Global pharmaceutical company Roche published clinical research results showing that ‘Prasinezumab’, which is being developed as a treatment for Parkinson’s disease, showed efficacy in slowing the progression of the disease in Parkinson’s disease patients.
Parkinson’s disease was first discovered and named by British doctor James Parkinson in 1817. It is a neurodegenerative disease in which slow movement, tremors at rest, and muscle stiffness gradually worsen as the dopamine neurons in the brain decrease. There is still no fundamental cure.
On the 16th, a phase 2 clinical study report on ‘pracinezumab’ written by the Roche research team was published in the international academic journal Nature. According to the report, in this phase 2 clinical trial, the research team divided 316 Parkinson’s disease patients into a high-dose (4,500 mg) group, a low-dose (1,500 mg) group, and a placebo group and administered the drug once every four weeks for one year.
As a result, it was found that the worsening of motor symptoms such as tremors, stiffness, and slow movements slowed in the patient groups injected with low-dose and high-dose drugs compared to the placebo group. Patients who received placebo scored 6.82 points in the evaluation of Parkinson’s disease motor symptoms one year following treatment, while patients who received pracinezumab scored 4.15 points. The larger the number, the worse the motor symptoms are.
Additionally, the researchers explained that in this study, the symptom relief effect was greater in patients with rapid progression of Parkinson’s disease.
Parkinson’s disease is a degenerative disease caused by the loss of nerve cells that produce the neurotransmitter dopamine. Since dopamine is not secreted well, commands from the brain are not transmitted well to the body. Muscles become rigid, spasms occur, and the body becomes stiff, making daily life difficult. Current treatments mostly slow the progression of symptoms by administering drugs or passing electric current to brain areas lacking dopamine, but even this is ineffective when the disease progresses. Levodopa, a drug used to treat Parkinson’s disease, can alleviate symptoms by stimulating dopamine secretion, but following 5 years, resistance develops and the drug becomes ineffective.
Roche focused on the ‘alpha (α) synuclein’ protein, which is considered the cause of Parkinson’s disease. Academic circles believe that this protein accumulates in nerve cells that produce dopamine, blocking the transmission of nerve signals. Pracinezumab targets alpha-synuclein as an antibody. If this treatment is successfully developed, it will become the world’s first Parkinson’s disease antibody treatment.

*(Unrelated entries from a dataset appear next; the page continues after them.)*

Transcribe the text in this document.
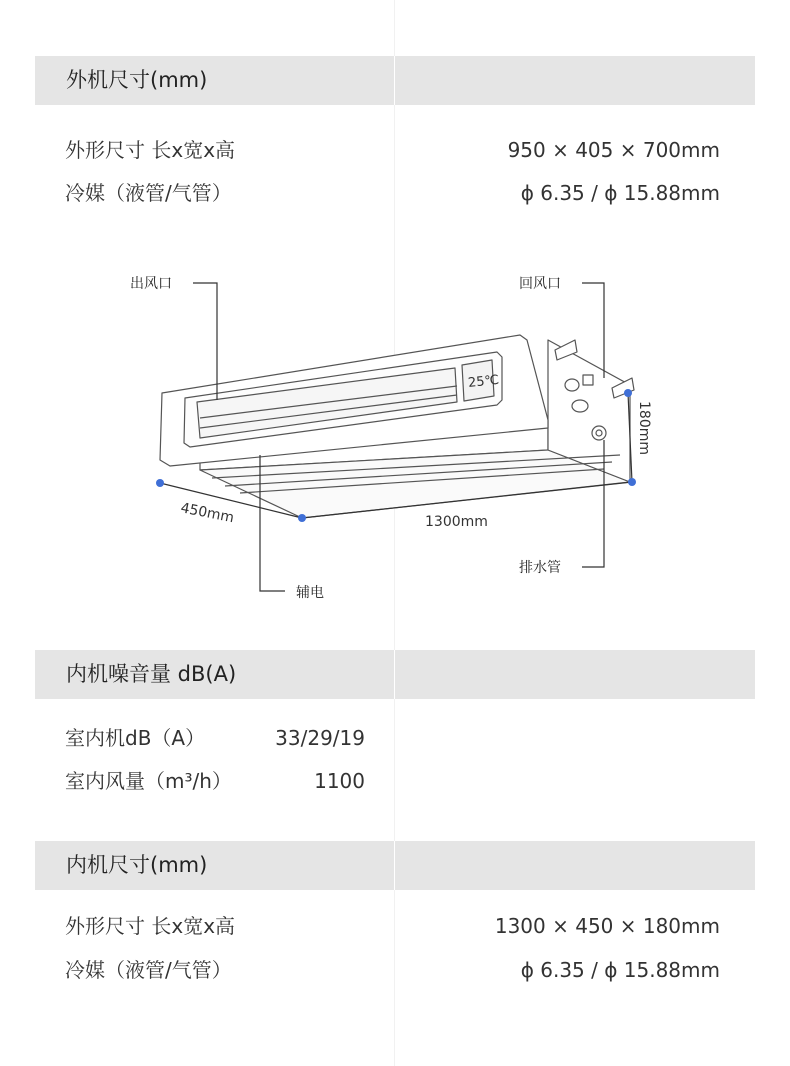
外机尺寸(mm)
外形尺寸 长x宽x高	950 × 405 × 700mm
冷媒（液管/气管）	ϕ 6.35 / ϕ 15.88mm
25℃
出风口	回风口
排水管
辅电
450mm	1300mm
180mm
内机噪音量 dB(A)
室内机dB（A）	33/29/19
室内风量（m³/h）	1100
内机尺寸(mm)
外形尺寸 长x宽x高	1300 × 450 × 180mm
冷媒（液管/气管）	ϕ 6.35 / ϕ 15.88mm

Roche’s Dr. Gennaro Pagano, who led the study, said, “These clinical results indicate that there is a high potential therapeutic effect of pracinezumab in the group of patients with advanced Parkinson’s disease,” adding, “The faster and more advanced the disease is in patients, the more brain damage there is. “Because the amount of accumulated protein is greater, drugs that remove this protein are more effective,” he explained.
However, in this study, the research team was unable to evaluate and reveal whether the treatment eliminates alpha-synuclein, which is the key to developing new drugs to treat Parkinson’s disease. Currently, Roche is conducting a phase 2b clinical trial to evaluate the treatment effectiveness and safety of pracinezumab in patients with early-stage Parkinson’s disease.